I couldn't breathe. All I could get out was "My kids....I have to get my kids out of here!" I kept repeating it. I walked outside and looked at the van....Lilly is crying. Finally the neighbor helps me get the girls into her apt. The police showed up. They kept asking questions. They were so patient with me. In the middle of talking to them I would just stop and start rambling.....trying to process everything that was happening. I walked over to check on the girls. They were all crying. The neighbor told them that Oma went to heaven. WHAT!? That was my job! I wasn't mad at her.....I just wish I would have been there the second that their lives changed. I should have been there to hold them the very second they found out. They shouldn't have had to wait for me.
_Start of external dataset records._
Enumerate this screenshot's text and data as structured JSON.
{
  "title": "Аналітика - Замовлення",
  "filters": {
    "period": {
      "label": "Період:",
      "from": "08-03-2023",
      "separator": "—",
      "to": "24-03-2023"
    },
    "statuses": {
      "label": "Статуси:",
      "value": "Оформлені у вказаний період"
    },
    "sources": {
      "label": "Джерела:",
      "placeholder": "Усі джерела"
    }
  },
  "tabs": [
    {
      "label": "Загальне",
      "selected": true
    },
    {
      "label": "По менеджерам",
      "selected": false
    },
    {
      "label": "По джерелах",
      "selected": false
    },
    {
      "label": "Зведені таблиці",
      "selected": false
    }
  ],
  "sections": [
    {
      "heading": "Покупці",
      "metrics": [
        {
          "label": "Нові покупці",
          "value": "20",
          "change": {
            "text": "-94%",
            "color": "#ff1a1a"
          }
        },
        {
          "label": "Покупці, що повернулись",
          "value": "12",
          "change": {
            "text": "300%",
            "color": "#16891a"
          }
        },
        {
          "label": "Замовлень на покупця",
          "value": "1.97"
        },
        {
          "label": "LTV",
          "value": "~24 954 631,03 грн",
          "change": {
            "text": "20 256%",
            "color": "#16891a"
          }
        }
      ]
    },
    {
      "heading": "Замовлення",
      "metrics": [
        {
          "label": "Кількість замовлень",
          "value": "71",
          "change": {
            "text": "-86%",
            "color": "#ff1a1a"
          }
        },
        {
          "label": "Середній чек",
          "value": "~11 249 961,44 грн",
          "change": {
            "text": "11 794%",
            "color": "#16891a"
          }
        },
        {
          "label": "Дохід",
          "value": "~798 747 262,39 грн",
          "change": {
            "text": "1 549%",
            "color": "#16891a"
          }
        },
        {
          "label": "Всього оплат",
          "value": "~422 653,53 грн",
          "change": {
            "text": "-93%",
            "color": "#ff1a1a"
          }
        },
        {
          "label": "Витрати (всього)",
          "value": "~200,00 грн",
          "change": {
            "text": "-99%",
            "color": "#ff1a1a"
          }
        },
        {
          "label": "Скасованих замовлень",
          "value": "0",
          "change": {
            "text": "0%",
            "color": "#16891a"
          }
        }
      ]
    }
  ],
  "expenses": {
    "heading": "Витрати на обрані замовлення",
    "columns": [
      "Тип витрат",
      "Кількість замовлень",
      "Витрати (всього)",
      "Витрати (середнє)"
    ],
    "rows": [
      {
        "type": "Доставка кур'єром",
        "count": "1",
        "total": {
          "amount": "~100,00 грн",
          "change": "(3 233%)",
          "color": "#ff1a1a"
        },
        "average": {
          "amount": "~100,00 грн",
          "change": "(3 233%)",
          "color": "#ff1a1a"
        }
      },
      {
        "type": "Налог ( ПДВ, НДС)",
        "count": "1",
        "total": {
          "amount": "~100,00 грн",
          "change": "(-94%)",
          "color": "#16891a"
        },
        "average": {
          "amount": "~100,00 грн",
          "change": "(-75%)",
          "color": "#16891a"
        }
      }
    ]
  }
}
I calmed them down the best I could and went back outside to talk to the police some more. WAIT! I needed to call someone right!? I called my dad. I couldn't breathe again. I said "mom is gone".....he didn't understand..."what do you mean gone?" I just couldn't say the word....but finally he understood. He said he would be on his way a soon as he could. He asked if I wanted him to call my sisters.....my sisters?.....crap!....I actually have to tell people!!! Which one do I call first?.....the one who is going to freak out?.....the one who hasn't talked to my mom in years?....or the one who hasn't talked to my mom in over a year? Will they care? How will they react?.....I can't call all of them. I told my dad to call the first two and I would call the one who lives close to me....at least maybe she could help me with my kids.
She's at work...."Sara, mom's gone...I came to check on her and she's...gone. I need your help with the kids. Can you come?"
Zack shows up....Sara shows up....the coroner shows up....
They take her away...
The next few days were a blur. I've heard people say they "feel numb"....I never knew exactly how that felt until then. I didn't sleep for days.
After going through my mom's phone, I was able to narrow down the day she had passed. The coroner had told me that she had been "gone" for about three days. My mom died on Tuesday August 4th 2015 sometime between the hours of midnight and 8AM. And my life was changed forever.
Some days are harder than others....But ALL of them are hard. I don't want her back here on earth. I will never wish for her to be back. She is free.....free from all her pain and free from all her illnesses. I would never want to wish all of that back on her. But I do miss her. My kids miss her. This has changed me to the very core of who I am. I will never ever be the same.